Une logique renversée

Malheureusement, ce qui a lieu actuellement, c’est l’adhésion du parti au pouvoir à l’appareil d’Etat et non le contraire. Question qui doit être minutieusement étudiée. Ce qui signifie l’une des deux choses suivantes : ou bien le gouvernement devient le gouvernement du parti, ou bien c’est le parti qui devient le parti du gouvernement. Qu’en est-il donc des Egyptiens qui ne sont représentés ni par le parti au pouvoir ni par le gouvernement au pouvoir ? Qu’en est-il de l’égalité des citoyens stipulée par la Constitution ?

Nous avons voulu par le truchement des élections renforcer l’entité législative de l’Egypte en remplaçant la légitimité révolutionnaire par la légitimité constitutionnelle.
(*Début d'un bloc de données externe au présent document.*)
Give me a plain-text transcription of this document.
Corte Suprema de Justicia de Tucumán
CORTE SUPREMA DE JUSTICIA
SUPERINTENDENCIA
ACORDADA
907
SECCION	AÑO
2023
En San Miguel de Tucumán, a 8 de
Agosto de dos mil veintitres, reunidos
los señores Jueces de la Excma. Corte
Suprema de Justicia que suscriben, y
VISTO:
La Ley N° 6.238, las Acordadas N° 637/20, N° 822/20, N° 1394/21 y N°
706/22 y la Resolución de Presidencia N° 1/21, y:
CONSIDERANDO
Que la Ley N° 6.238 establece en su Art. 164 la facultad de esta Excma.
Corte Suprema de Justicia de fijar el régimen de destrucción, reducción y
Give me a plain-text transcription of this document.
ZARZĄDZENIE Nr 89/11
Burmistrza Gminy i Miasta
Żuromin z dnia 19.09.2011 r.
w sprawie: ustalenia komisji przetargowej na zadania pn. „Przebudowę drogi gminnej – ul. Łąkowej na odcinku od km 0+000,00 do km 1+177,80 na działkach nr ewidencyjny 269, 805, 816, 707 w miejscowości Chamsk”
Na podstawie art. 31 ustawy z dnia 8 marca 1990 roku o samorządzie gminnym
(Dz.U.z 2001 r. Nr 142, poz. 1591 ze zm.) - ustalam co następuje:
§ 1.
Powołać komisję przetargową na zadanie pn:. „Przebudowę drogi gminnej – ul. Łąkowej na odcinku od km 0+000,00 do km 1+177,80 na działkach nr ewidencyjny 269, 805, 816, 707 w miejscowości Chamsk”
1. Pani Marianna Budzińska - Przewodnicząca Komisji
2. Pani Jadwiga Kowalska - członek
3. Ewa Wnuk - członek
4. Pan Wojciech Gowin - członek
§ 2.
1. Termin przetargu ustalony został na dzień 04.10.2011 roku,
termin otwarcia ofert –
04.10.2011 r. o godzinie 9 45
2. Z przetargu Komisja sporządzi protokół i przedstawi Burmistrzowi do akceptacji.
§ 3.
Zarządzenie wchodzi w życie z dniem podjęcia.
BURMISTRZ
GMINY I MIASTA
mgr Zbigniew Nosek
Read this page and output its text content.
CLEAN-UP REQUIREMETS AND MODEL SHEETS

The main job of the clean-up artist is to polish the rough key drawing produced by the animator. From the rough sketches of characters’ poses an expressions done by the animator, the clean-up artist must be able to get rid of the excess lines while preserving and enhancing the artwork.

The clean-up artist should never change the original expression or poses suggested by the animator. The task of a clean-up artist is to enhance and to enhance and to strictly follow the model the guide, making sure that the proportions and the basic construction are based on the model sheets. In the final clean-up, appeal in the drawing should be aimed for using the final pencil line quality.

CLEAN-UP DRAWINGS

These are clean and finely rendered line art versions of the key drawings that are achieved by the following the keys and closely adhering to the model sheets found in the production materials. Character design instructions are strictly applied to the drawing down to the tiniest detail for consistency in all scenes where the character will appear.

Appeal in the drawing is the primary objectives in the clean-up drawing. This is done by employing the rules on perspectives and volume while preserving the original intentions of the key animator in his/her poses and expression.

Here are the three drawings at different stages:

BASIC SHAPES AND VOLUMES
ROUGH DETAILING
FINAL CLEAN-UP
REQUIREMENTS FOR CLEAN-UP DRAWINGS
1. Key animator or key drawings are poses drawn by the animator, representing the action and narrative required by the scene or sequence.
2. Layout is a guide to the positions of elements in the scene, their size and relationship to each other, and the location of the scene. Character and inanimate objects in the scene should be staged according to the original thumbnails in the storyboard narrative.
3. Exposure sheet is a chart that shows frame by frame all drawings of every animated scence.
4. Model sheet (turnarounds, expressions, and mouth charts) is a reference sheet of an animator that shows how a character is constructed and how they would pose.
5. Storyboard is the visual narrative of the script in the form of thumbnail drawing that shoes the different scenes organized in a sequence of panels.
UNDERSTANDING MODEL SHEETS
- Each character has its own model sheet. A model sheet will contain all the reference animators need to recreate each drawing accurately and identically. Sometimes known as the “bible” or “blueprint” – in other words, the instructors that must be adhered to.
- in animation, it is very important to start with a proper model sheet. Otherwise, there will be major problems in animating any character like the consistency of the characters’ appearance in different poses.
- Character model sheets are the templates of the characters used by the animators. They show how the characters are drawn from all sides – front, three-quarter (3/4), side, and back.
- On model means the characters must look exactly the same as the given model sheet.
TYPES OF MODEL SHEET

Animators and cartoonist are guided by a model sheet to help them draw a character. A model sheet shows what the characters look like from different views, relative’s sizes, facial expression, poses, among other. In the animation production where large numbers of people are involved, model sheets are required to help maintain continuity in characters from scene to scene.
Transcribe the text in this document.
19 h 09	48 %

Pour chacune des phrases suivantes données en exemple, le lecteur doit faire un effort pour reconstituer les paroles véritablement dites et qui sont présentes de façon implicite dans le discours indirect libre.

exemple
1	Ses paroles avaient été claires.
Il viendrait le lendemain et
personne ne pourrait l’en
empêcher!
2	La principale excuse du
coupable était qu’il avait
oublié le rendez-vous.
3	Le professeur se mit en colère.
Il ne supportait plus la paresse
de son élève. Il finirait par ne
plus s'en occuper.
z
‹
Mais hélas, nous avons perdu la légitimité révolutionnaire sans pour autant avoir instauré la légitimité constitutionnelle.

Plus encore, au lieu de réunifier les Egyptiens, nous les avons divisés davantage. Nous trouvons aujourd’hui ceux qui appartiennent à des partis (parti au pouvoir ou ceux de l’opposition) et ceux qui n’ont aucune tendance partisane.

Enfin, selon ma propre opinion, il est préférable que le chef de l’Etat reste loin de l’action des partis et non pas le contraire. C’est à ce moment-là qu’il se tiendra sur un pied d’égalité avec les autres citoyens et les traitera avec justice. Le président doit être effectivement le président de tous les Egyptiens et ne doit pas être proche d’un camp aux dépens d’un autre. Il ne doit nullement attiser le feu de la compétitivité résultant de la proximité ou de l’éloignement de l’autorité présidentielle. C’est à partir de cette logique que nous pouvons instaurer un appareil supervisant le référendum caractérisé par l’impartialité pour le bien de la société entière et non pas d’une partie déterminée.

Il est vrai qu’il est difficile pour toute personne d’adopter une position impartiale. Cependant, éviter les pressions et tenir fermement aux règles de la démocratie, tels sont les critères d’un point de départ vers la réforme et le changement requis.